Book Review: The Nature of Order, Book 1

The Nature of Order, Book 1: The Phenomenon of Life by Christopher Alexander



The Phenomenon of Life is the first of a four part magnum opus by Christopher Alexander, known as the co-author and primary voice behind A Pattern Language, a "handbook designed for the layman which aims to present a language which people can use to express themselves in their own communities or homes, and to better communicate with each other." If that is a handbook, this four-parter is his Theory of Everything, a combination of science and architecture proposing that wholeness and life are all pervasive in varying degrees.
 
Book 1 outlines this idea, using the first half to explain the author's "theory of centers", where wholeness is not a sum of parts but a complex of overlapping centers of greater and lesser intensity.
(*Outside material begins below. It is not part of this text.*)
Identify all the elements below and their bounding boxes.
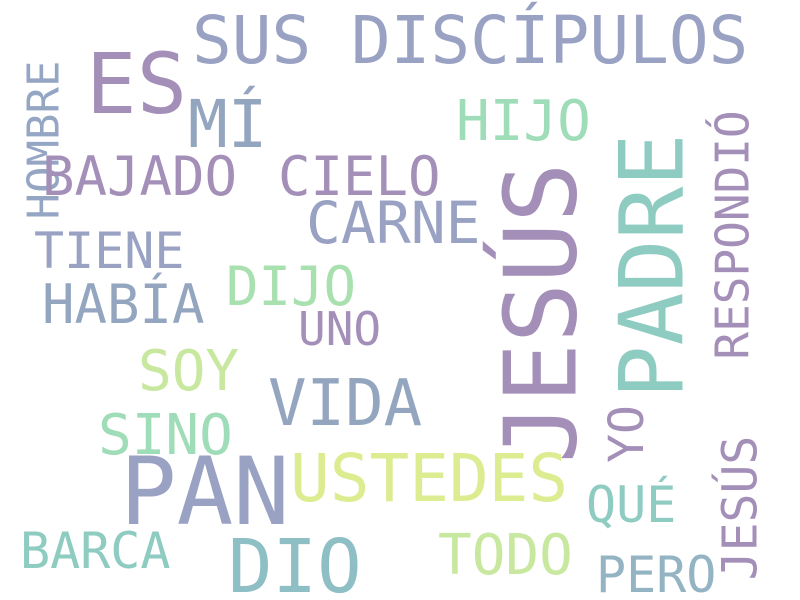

It is a theory that may be hard to grasp for many readers, though Alexander uses a series of illustrations that ask questions like, "Does A have more life than B?" In many of these the answers are obvious, and we see that the choices one answers yes to tend to be handmade over machine-made, natural over synthetic, ornamented over plain, etc. These qualities - which appear to be a reaction to mid-20th-century Modernism and its lasting impact on architecture - are illustrated as fifteen fundamental properties found both in the man-made and natural environment. It's the ubiquity of these properties where Alexander bases his theory, though he admits that any general scientific validation is years off, perhaps beyond his lifetime.
 
This problem doesn't stop him, instead he boldly proclaims in the second half of the book that a new form of scientific observation is required in order to show that his theory is true, something he already believes without validation by his peers. In this second half, he sets forth an extremely interesting proposal: deep emotion is not subjective but objective. He argues that our surroundings have an impact on us, they make us a feel a certain way deep down and that feeling is shared not subjective or separate. Here we see why Alexander must propose a new scientific method, as testing the impact of our surroundings on our internal feelings would be a long and difficult process. If anything his goal isn't to complete this process but to explain that a new method is worth exploring, so in the future it may happen.
 
Alexander's theory, while intriguing, suffers from an over-dependence upon images, especially in terms of the aforementioned A vs. B comparisons. In many of those, the answer was clear, and clearly against Modernism, another aspect that taints his theory: Is it a discovered theory, as he mentions? Or is it a theory born from a hatred of modern architecture and its lasting influence? I think it's a mix of those two. He was probably driven to find something to counter Modernism's effects, though what he found wasn't prescribed, but discovered. A third hindrance to Alexander's theory is the quality of his own architecture, which appears to be a far cry from the other precedents he uses in the book, though ultimately very little comes close to the quality of places like Ise, Japan. Regardless of these shortcomings, the theory he proposes is very intriguing and spurs me to complete the other three books. If Alexander's goal is successful he will have changed my thinking about space and architecture, as well as the legions of other architects and students that don't currently prescribe to his beliefs.